Where the hell do I even start, Al
ex asked herself bitterly.
“Umm…” she said, “what do you think could have happened to that plane?”
“I don’t know,” Blake answered with sadness, “but I just need you to consider the possibility that it hasn’t crashed in the Pacific, and start looking for it.”
“That I can do,” Alex replied, “but why do you think that’s even possible? You think the entire world that’s looking for it is just plain wrong? Everyone’s looking for it in the middle of the Pacific.”
“Where they fail, you can succeed. I have that much confidence in you, Alex.”
Oh…OK, no pressure, she thought, a little flattered by his confidence, yet feeling overwhelmed.
“Blake, I don’t even know where to start,” she admitted.
“Maybe…but you’ll think of something. I’m willing to bet a ton of money that by the end of today you’ll have a few ideas. Only you can find her.”
She smiled. “Thank you for your vote of confidence, Blake. I hope I’ll earn it.”
“You will, and I will help you. Any resource you need, you got it. All my money, all my influence, you can use at will, no questions asked. I will sign blank checks, I’ll do anything.”
“Anything?”
“Just name it,” he confirmed.
“Park your plane somewhere and let’s go to Tom’s. I need breakfast, and I need to think. You need to come with me,” she added, feeling embarrassed for manipulating him like that. “Just in case I have questions or I need resources, or something.”
“Done,” he replied, then turned toward the plane and signaled his pilot.
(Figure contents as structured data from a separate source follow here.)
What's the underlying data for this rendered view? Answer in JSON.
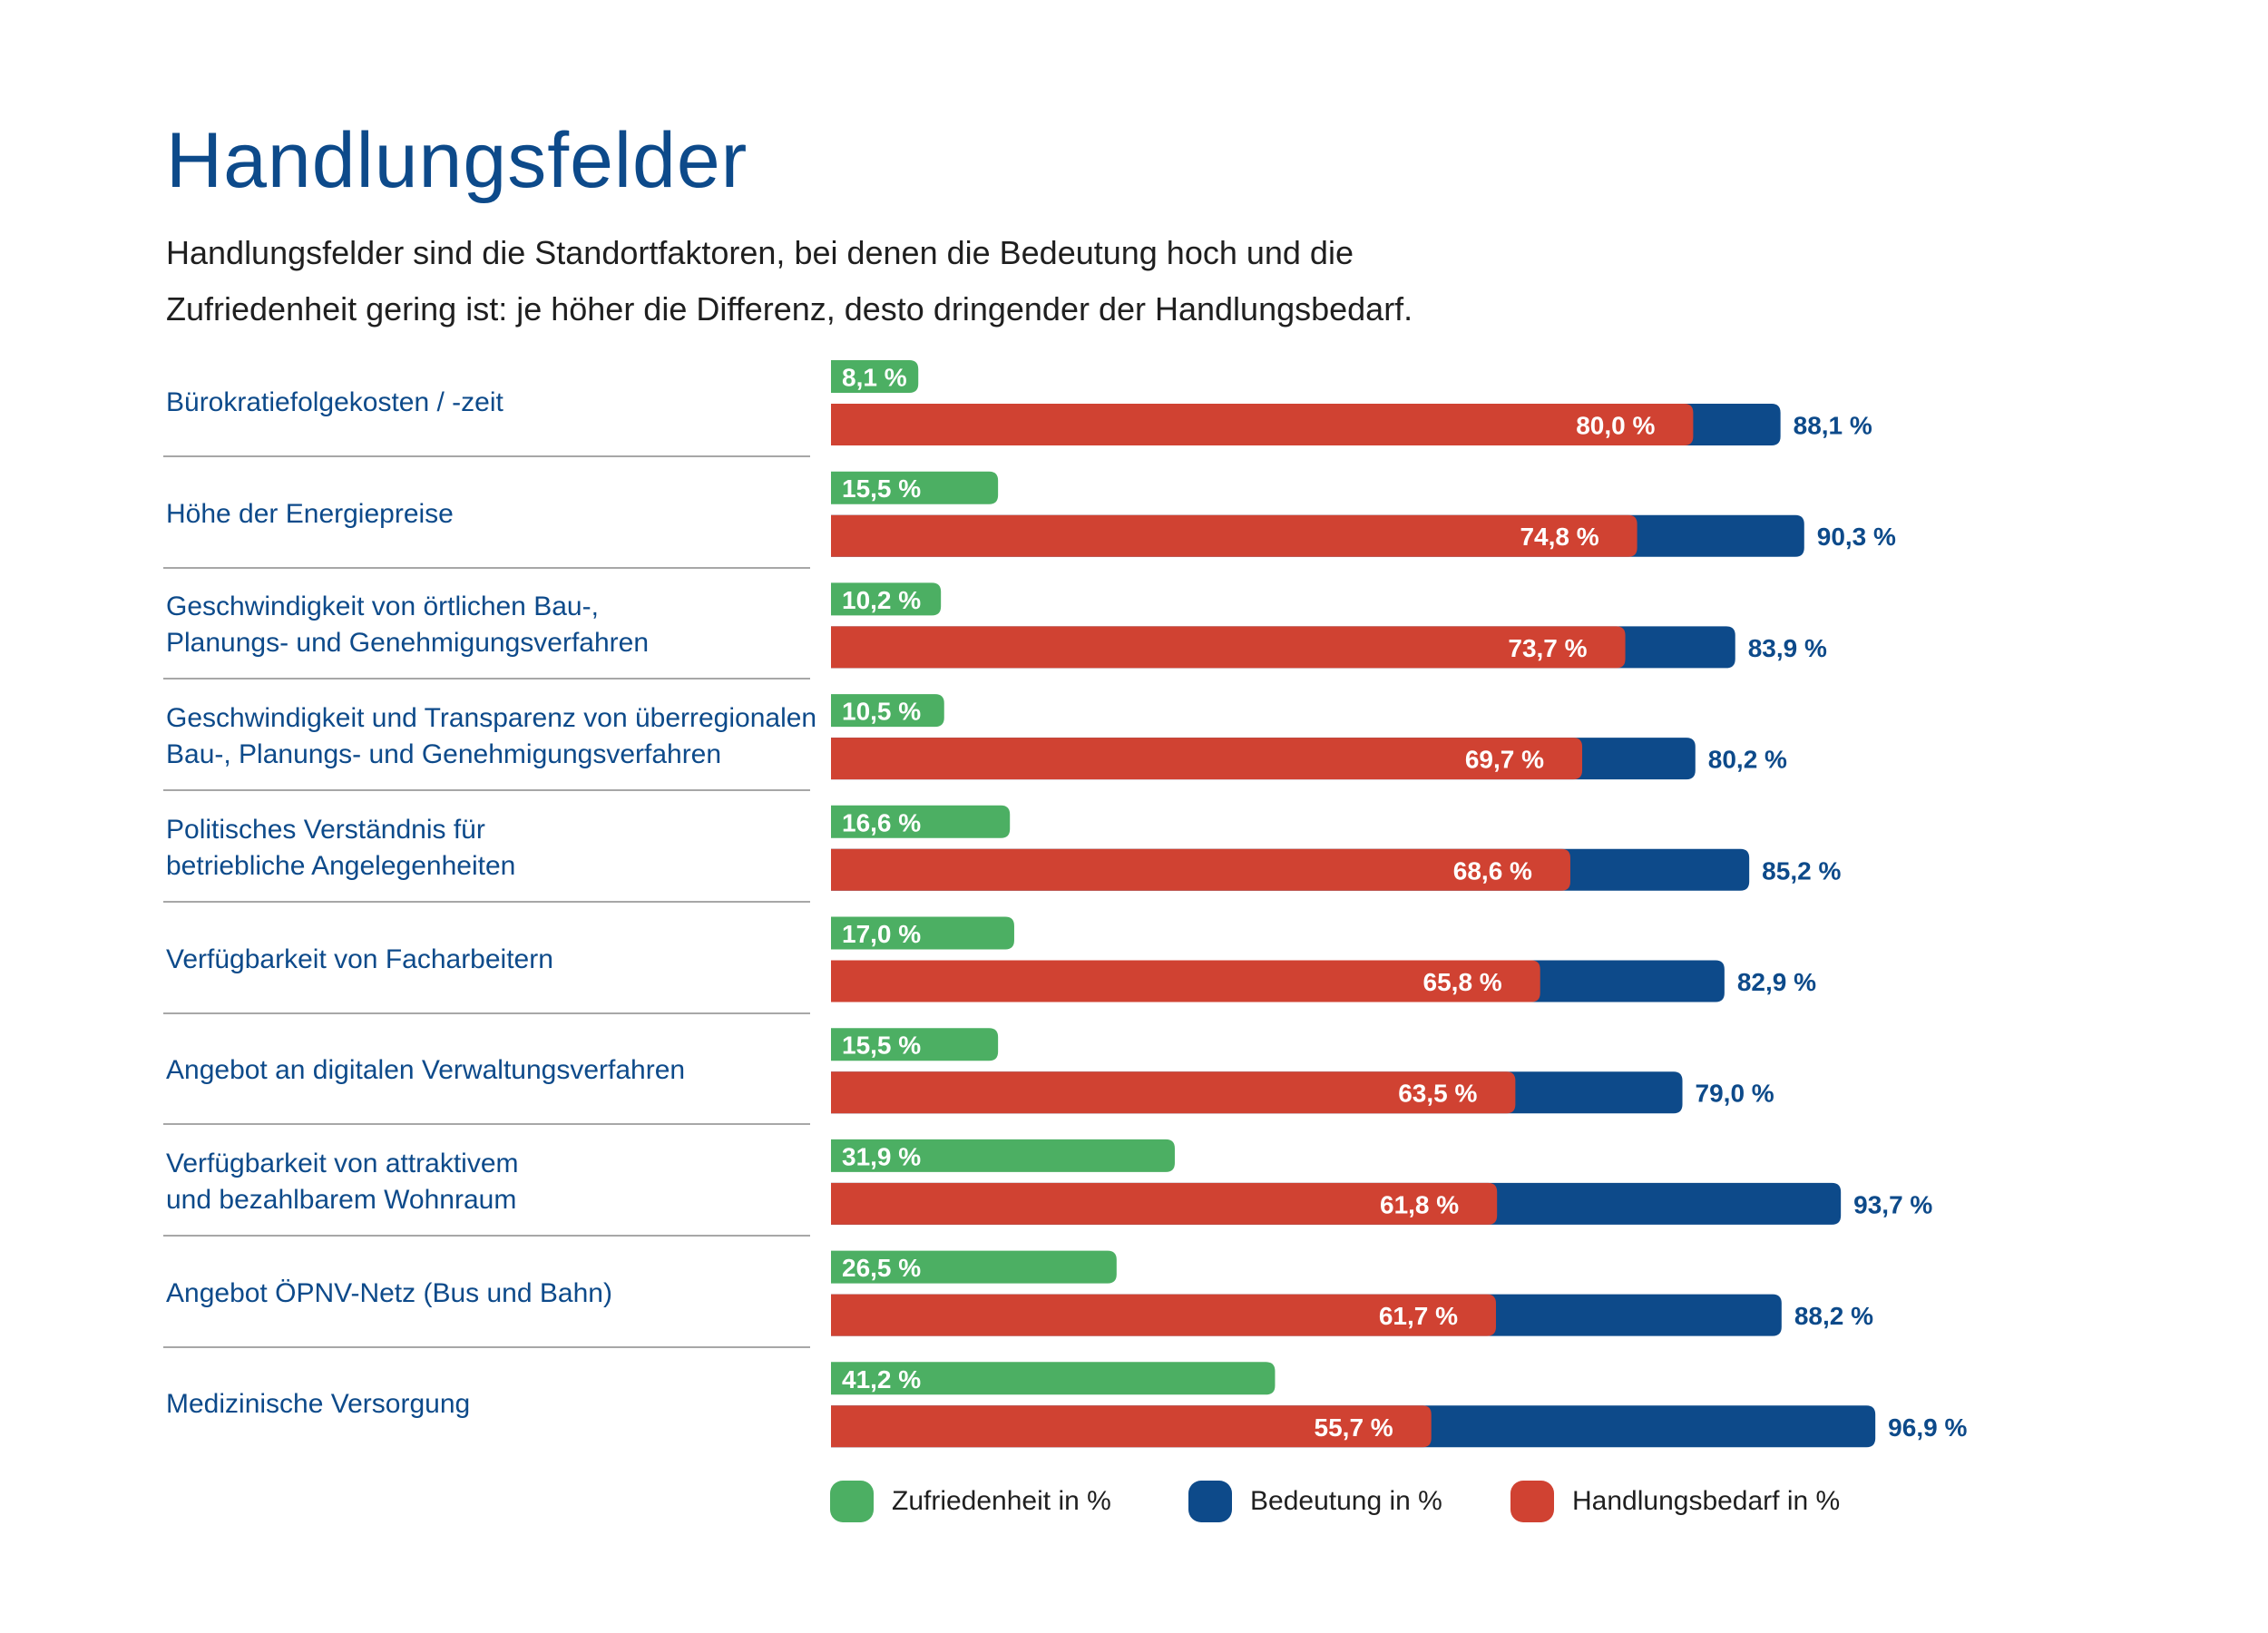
{
  "header": {
    "title": "Handlungsfelder",
    "subtitle_line1": "Handlungsfelder sind die Standortfaktoren, bei denen die Bedeutung hoch und die",
    "subtitle_line2": "Zufriedenheit gering ist: je höher die Differenz, desto dringender der Handlungsbedarf."
  },
  "colors": {
    "zufriedenheit": "#4caf63",
    "bedeutung": "#0d4a8a",
    "handlungsbedarf": "#d04232",
    "label_text": "#0d4a8a"
  },
  "legend": {
    "items": [
      {
        "label": "Zufriedenheit in %",
        "color": "#4caf63"
      },
      {
        "label": "Bedeutung in %",
        "color": "#0d4a8a"
      },
      {
        "label": "Handlungsbedarf in %",
        "color": "#d04232"
      }
    ]
  },
  "chart_data": {
    "type": "bar",
    "orientation": "horizontal",
    "title": "Handlungsfelder",
    "xlim": [
      0,
      100
    ],
    "categories": [
      [
        "Bürokratiefolgekosten / -zeit"
      ],
      [
        "Höhe der Energiepreise"
      ],
      [
        "Geschwindigkeit von örtlichen Bau-,",
        "Planungs- und Genehmigungsverfahren"
      ],
      [
        "Geschwindigkeit und Transparenz von überregionalen",
        "Bau-, Planungs- und Genehmigungsverfahren"
      ],
      [
        "Politisches Verständnis für",
        "betriebliche Angelegenheiten"
      ],
      [
        "Verfügbarkeit von Facharbeitern"
      ],
      [
        "Angebot an digitalen Verwaltungsverfahren"
      ],
      [
        "Verfügbarkeit von attraktivem",
        "und bezahlbarem Wohnraum"
      ],
      [
        "Angebot ÖPNV-Netz (Bus und Bahn)"
      ],
      [
        "Medizinische Versorgung"
      ]
    ],
    "series": [
      {
        "name": "Zufriedenheit in %",
        "values": [
          8.1,
          15.5,
          10.2,
          10.5,
          16.6,
          17.0,
          15.5,
          31.9,
          26.5,
          41.2
        ],
        "labels": [
          "8,1 %",
          "15,5 %",
          "10,2 %",
          "10,5 %",
          "16,6 %",
          "17,0 %",
          "15,5 %",
          "31,9 %",
          "26,5 %",
          "41,2 %"
        ]
      },
      {
        "name": "Bedeutung in %",
        "values": [
          88.1,
          90.3,
          83.9,
          80.2,
          85.2,
          82.9,
          79.0,
          93.7,
          88.2,
          96.9
        ],
        "labels": [
          "88,1 %",
          "90,3 %",
          "83,9 %",
          "80,2 %",
          "85,2 %",
          "82,9 %",
          "79,0 %",
          "93,7 %",
          "88,2 %",
          "96,9 %"
        ]
      },
      {
        "name": "Handlungsbedarf in %",
        "values": [
          80.0,
          74.8,
          73.7,
          69.7,
          68.6,
          65.8,
          63.5,
          61.8,
          61.7,
          55.7
        ],
        "labels": [
          "80,0 %",
          "74,8 %",
          "73,7 %",
          "69,7 %",
          "68,6 %",
          "65,8 %",
          "63,5 %",
          "61,8 %",
          "61,7 %",
          "55,7 %"
        ]
      }
    ]
  }
}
Minutes later, he was fast asleep in Alex’s car, as she drove on the Pacific Highway, heading north in the dawn’s brisk light.
...16
...Sunday, May 1, 10:49AM Local Time (UTC+10:00 hours)
...Undisclosed Location
...Russia
...Four Days Missing
The massive door unlatched noisily, startling them.
One of the armed men walked in, his weapon hanging loosely, strapped on his shoulder. It was the one they called One-Eye. He still had both his eyes, but a long, purplish scar extended from his left ear to under his left eye, putting a deep ridge into his cheek, making them wonder how his eye survived that terrible knife wound.